O23 - Service: Indexing Helper (Indexingboxs) - Sydinar Software - c:\temp\svchost.exe

O23 - Service: OESH (Office Source Engine Help) - Unknown owner - C:\Program.exe (file missing)
-------------------
If you did not add the following pages to your trusted pages, they should be fixed.
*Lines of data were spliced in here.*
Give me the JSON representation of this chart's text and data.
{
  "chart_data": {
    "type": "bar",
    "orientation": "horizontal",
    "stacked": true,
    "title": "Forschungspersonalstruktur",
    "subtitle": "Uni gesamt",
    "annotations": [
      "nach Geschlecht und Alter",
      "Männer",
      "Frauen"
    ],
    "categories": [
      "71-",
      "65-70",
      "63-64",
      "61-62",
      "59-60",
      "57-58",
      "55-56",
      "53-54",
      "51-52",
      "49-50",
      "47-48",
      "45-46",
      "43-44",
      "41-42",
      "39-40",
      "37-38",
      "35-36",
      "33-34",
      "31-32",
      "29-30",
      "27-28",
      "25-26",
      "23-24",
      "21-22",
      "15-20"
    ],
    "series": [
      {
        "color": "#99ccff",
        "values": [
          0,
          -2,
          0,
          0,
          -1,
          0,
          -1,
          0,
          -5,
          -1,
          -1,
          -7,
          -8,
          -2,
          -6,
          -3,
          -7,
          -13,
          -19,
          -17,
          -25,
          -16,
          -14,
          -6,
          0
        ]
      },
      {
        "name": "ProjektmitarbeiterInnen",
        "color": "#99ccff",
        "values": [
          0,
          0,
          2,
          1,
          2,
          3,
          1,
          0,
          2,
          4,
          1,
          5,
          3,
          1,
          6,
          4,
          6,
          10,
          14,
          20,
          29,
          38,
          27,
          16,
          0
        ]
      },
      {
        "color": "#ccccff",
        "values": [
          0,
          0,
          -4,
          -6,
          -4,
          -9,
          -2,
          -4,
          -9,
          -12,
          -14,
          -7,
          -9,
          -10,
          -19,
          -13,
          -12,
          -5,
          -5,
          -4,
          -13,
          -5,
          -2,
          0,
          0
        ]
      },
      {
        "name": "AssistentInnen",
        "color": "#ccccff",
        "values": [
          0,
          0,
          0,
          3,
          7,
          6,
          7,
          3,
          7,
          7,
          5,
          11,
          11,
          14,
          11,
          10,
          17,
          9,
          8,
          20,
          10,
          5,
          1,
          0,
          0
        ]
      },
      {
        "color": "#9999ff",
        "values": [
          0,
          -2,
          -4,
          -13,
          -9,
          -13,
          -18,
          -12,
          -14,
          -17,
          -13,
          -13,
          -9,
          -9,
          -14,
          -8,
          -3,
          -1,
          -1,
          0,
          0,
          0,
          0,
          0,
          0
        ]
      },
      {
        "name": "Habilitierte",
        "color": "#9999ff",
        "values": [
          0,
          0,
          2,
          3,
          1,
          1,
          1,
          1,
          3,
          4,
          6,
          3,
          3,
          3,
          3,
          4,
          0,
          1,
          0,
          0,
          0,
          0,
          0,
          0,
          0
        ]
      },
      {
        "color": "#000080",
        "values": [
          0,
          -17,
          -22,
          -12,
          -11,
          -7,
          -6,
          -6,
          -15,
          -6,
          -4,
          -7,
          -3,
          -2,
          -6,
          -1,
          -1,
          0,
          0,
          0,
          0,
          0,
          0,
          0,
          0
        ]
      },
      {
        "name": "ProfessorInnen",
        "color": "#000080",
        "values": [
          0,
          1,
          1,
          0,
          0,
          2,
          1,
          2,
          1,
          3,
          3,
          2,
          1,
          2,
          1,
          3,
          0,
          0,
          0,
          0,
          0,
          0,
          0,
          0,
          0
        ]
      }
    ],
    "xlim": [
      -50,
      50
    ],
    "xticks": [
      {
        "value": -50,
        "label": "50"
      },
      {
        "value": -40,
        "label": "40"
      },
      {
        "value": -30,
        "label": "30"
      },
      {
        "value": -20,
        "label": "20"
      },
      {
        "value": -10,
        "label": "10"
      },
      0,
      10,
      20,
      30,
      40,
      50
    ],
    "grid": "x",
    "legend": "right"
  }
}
O15 - Trusted Zone: ebay.com.au

O15 - Trusted Zone: *.ebay.com
-------------------

Next, please download the following programs: Ad-Aware, Spybot Search&Destroy and CCleaner from this link: http://majorgeeks.com/

Once downloaded, update them, and boot into safe mode. If you don't know how, follow these directions:http://forums.majorgeeks.com/showthread.php?t=115579

Once in safemode, please run ccleaner first, and allow it to fix anything it finds. Next, run spybot, and then Ad-Aware, and allow them to fix anything they find too.

Do not run more than once scan at the same time!

Then, once those steps are completed, run HJT, and post your log here again.

Then, reboot into normal mode, and run this scanner: http://www.kaspersky.com/virusscanner

Once the scan if finished, please post your log back here.